Nicolas Bouvier et la musique, de Genève à Tokyo
Hervé Guyader
Il y a eu, il y a même encore, malgré les désordres qu’apporte la civilisation, de charmants petits peuples qui apprirent la musique aussi simplement qu’on apprend à respirer. Leur conservatoire c’est : le rythme éternel de la mer, le vent dans les feuilles, et mille petits bruits qu’ils écoutèrent avec soin, sans jamais regarder dans d’arbitraires traités. Leurs traditions n’existent que dans de très vieilles chansons, mêlées de danses, où chacun, siècle après siècle, apporta sa respectueuse contribution.
Mille neuf cent cinquante-trois : deux jeunes Suisses, Nicolas Bouvier et Thierry Vernet, quittent Genève pour un voyage qui se veut sans retour, avec dans leur bagage une guitare, un accordéon et un Nagra pour enregistrer toutes les musiques entendues dans les pays traversés.
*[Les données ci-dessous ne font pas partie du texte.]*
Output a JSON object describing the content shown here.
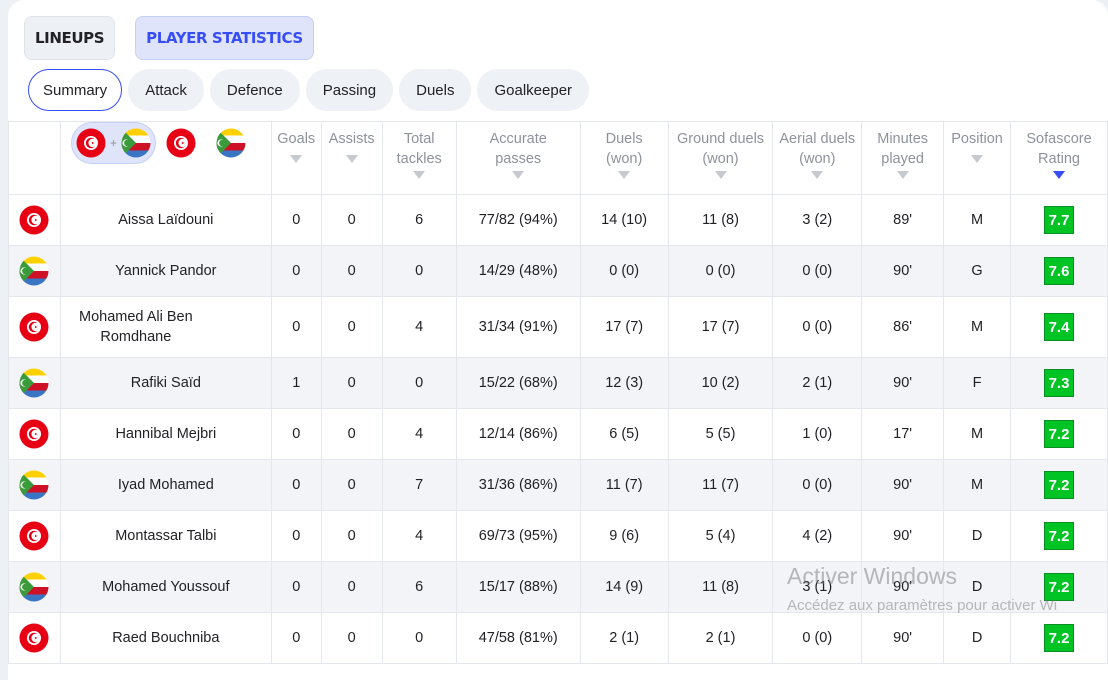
{
  "top_tabs": [
    {
      "label": "LINEUPS",
      "active": false
    },
    {
      "label": "PLAYER STATISTICS",
      "active": true
    }
  ],
  "sub_tabs": [
    {
      "label": "Summary",
      "active": true
    },
    {
      "label": "Attack",
      "active": false
    },
    {
      "label": "Defence",
      "active": false
    },
    {
      "label": "Passing",
      "active": false
    },
    {
      "label": "Duels",
      "active": false
    },
    {
      "label": "Goalkeeper",
      "active": false
    }
  ],
  "team_filter": {
    "selected": "both-teams-icon",
    "options": [
      "tunisia-flag-icon",
      "comoros-flag-icon"
    ]
  },
  "columns": [
    {
      "label": "Goals",
      "sorted": false
    },
    {
      "label": "Assists",
      "sorted": false
    },
    {
      "label": "Total tackles",
      "sorted": false
    },
    {
      "label": "Accurate passes",
      "sorted": false
    },
    {
      "label": "Duels (won)",
      "sorted": false
    },
    {
      "label": "Ground duels (won)",
      "sorted": false
    },
    {
      "label": "Aerial duels (won)",
      "sorted": false
    },
    {
      "label": "Minutes played",
      "sorted": false
    },
    {
      "label": "Position",
      "sorted": false
    },
    {
      "label": "Sofascore Rating",
      "sorted": true
    }
  ],
  "players": [
    {
      "team": "tunisia",
      "name": "Aissa Laïdouni",
      "goals": "0",
      "assists": "0",
      "tackles": "6",
      "passes": "77/82 (94%)",
      "duels": "14 (10)",
      "ground": "11 (8)",
      "aerial": "3 (2)",
      "minutes": "89'",
      "position": "M",
      "rating": "7.7"
    },
    {
      "team": "comoros",
      "name": "Yannick Pandor",
      "goals": "0",
      "assists": "0",
      "tackles": "0",
      "passes": "14/29 (48%)",
      "duels": "0 (0)",
      "ground": "0 (0)",
      "aerial": "0 (0)",
      "minutes": "90'",
      "position": "G",
      "rating": "7.6"
    },
    {
      "team": "tunisia",
      "name": "Mohamed Ali Ben Romdhane",
      "goals": "0",
      "assists": "0",
      "tackles": "4",
      "passes": "31/34 (91%)",
      "duels": "17 (7)",
      "ground": "17 (7)",
      "aerial": "0 (0)",
      "minutes": "86'",
      "position": "M",
      "rating": "7.4"
    },
    {
      "team": "comoros",
      "name": "Rafiki Saïd",
      "goals": "1",
      "assists": "0",
      "tackles": "0",
      "passes": "15/22 (68%)",
      "duels": "12 (3)",
      "ground": "10 (2)",
      "aerial": "2 (1)",
      "minutes": "90'",
      "position": "F",
      "rating": "7.3"
    },
    {
      "team": "tunisia",
      "name": "Hannibal Mejbri",
      "goals": "0",
      "assists": "0",
      "tackles": "4",
      "passes": "12/14 (86%)",
      "duels": "6 (5)",
      "ground": "5 (5)",
      "aerial": "1 (0)",
      "minutes": "17'",
      "position": "M",
      "rating": "7.2"
    },
    {
      "team": "comoros",
      "name": "Iyad Mohamed",
      "goals": "0",
      "assists": "0",
      "tackles": "7",
      "passes": "31/36 (86%)",
      "duels": "11 (7)",
      "ground": "11 (7)",
      "aerial": "0 (0)",
      "minutes": "90'",
      "position": "M",
      "rating": "7.2"
    },
    {
      "team": "tunisia",
      "name": "Montassar Talbi",
      "goals": "0",
      "assists": "0",
      "tackles": "4",
      "passes": "69/73 (95%)",
      "duels": "9 (6)",
      "ground": "5 (4)",
      "aerial": "4 (2)",
      "minutes": "90'",
      "position": "D",
      "rating": "7.2"
    },
    {
      "team": "comoros",
      "name": "Mohamed Youssouf",
      "goals": "0",
      "assists": "0",
      "tackles": "6",
      "passes": "15/17 (88%)",
      "duels": "14 (9)",
      "ground": "11 (8)",
      "aerial": "3 (1)",
      "minutes": "90'",
      "position": "D",
      "rating": "7.2"
    },
    {
      "team": "tunisia",
      "name": "Raed Bouchniba",
      "goals": "0",
      "assists": "0",
      "tackles": "0",
      "passes": "47/58 (81%)",
      "duels": "2 (1)",
      "ground": "2 (1)",
      "aerial": "0 (0)",
      "minutes": "90'",
      "position": "D",
      "rating": "7.2"
    }
  ],
  "colors": {
    "accent": "#374df5",
    "rating_bg": "#00c424",
    "tunisia_red": "#e70013",
    "comoros_green": "#3a9b3a",
    "comoros_yellow": "#ffd000",
    "comoros_red": "#ce1126",
    "comoros_blue": "#3a75c4"
  },
  "watermark": {
    "line1": "Activer Windows",
    "line2": "Accédez aux paramètres pour activer Wi"
  }
}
Ils se séparent en Afghanistan, après Kaboul. Bouvier continue seul et pousse son voyage jusqu’à Tokyo.
Pour bien comprendre comment un tel voyage a pu être entrepris, intéressons-nous tout d’abord au terreau familial dans lequel le futur écrivain voyageur a grandi et qui a permis l’éclosion d’un Nicolas Bouvier mélomane et musicien.
« Une vie sans musique, ça n’aurait pas grand sens. »
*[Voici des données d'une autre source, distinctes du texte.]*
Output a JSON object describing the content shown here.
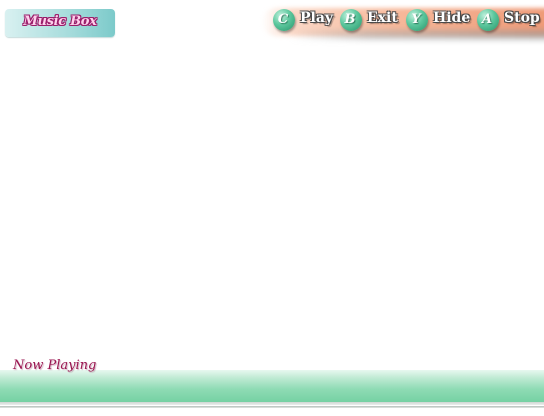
{
  "title": "Music Box",
  "buttons": [
    {
      "key": "C",
      "label": "Play"
    },
    {
      "key": "B",
      "label": "Exit"
    },
    {
      "key": "Y",
      "label": "Hide"
    },
    {
      "key": "A",
      "label": "Stop"
    }
  ],
  "footer": {
    "now_playing_label": "Now Playing",
    "now_playing_track": ""
  },
  "colors": {
    "title_text": "#ffd0ec",
    "title_outline": "#9a1d6a",
    "button_circle": "#3fb383",
    "button_bar": "#f2a47f",
    "now_playing_text": "#9a1550",
    "footer_bar": "#8edbb4"
  }
}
La famille de Bouvier a apporté une très grande ouverture au jeune Nicolas. Il a en effet pu bénéficier d’une éducation musicale complète, grâce à sa mère tout d’abord, dont il a dressé le portrait d’ogresse de conte de fées que l’on connaît. C’est d’elle qu’il a reçu le goût de la musique. Par ailleurs, il a commencé à jouer du piano avec beaucoup d’enthousiasme dès l’âge de quatre ans, la présence du piano enrichissant la vie de l’enfant qu’il était.
André-François Marescotti (1902- 1995), son professeur de piano au Conservatoire de Genève, a également beaucoup apporté à Bouvier, même si par la suite ce dernier a dressé du pédagogue un portrait mi-tendre, mi-ironique. Notons que Marescotti est l’auteur d’un précieux ouvrage intitulé Les Instruments d’orchestre, leurs caractères, leurs possibilités et leur utilisation dans l’orchestre moderne, et qu’après avoir composé dans la ligne de Ravel et de Stravinski, il a utilisé certains procédés du dodécaphonisme.
Par la suite, Bouvier a croisé Igor Stravinski. Celui-ci a composé en 1917 L’Histoire du soldat, dont l’origine est une légende russe. Cette pièce, composée de concert avec Charles Ferdinand Ramuz, traite d’un sujet éternel, la lutte entre le bien et le mal pour la possession de l’âme humaine. Il s’agit d’une œuvre à quatre mains, qui a vu la composition simultanée d’un texte littéraire et d’une partition musicale. Cette double création a été conçue de façon à pouvoir toucher n’importe quel public, sa simplicité lui conférant un caractère universel.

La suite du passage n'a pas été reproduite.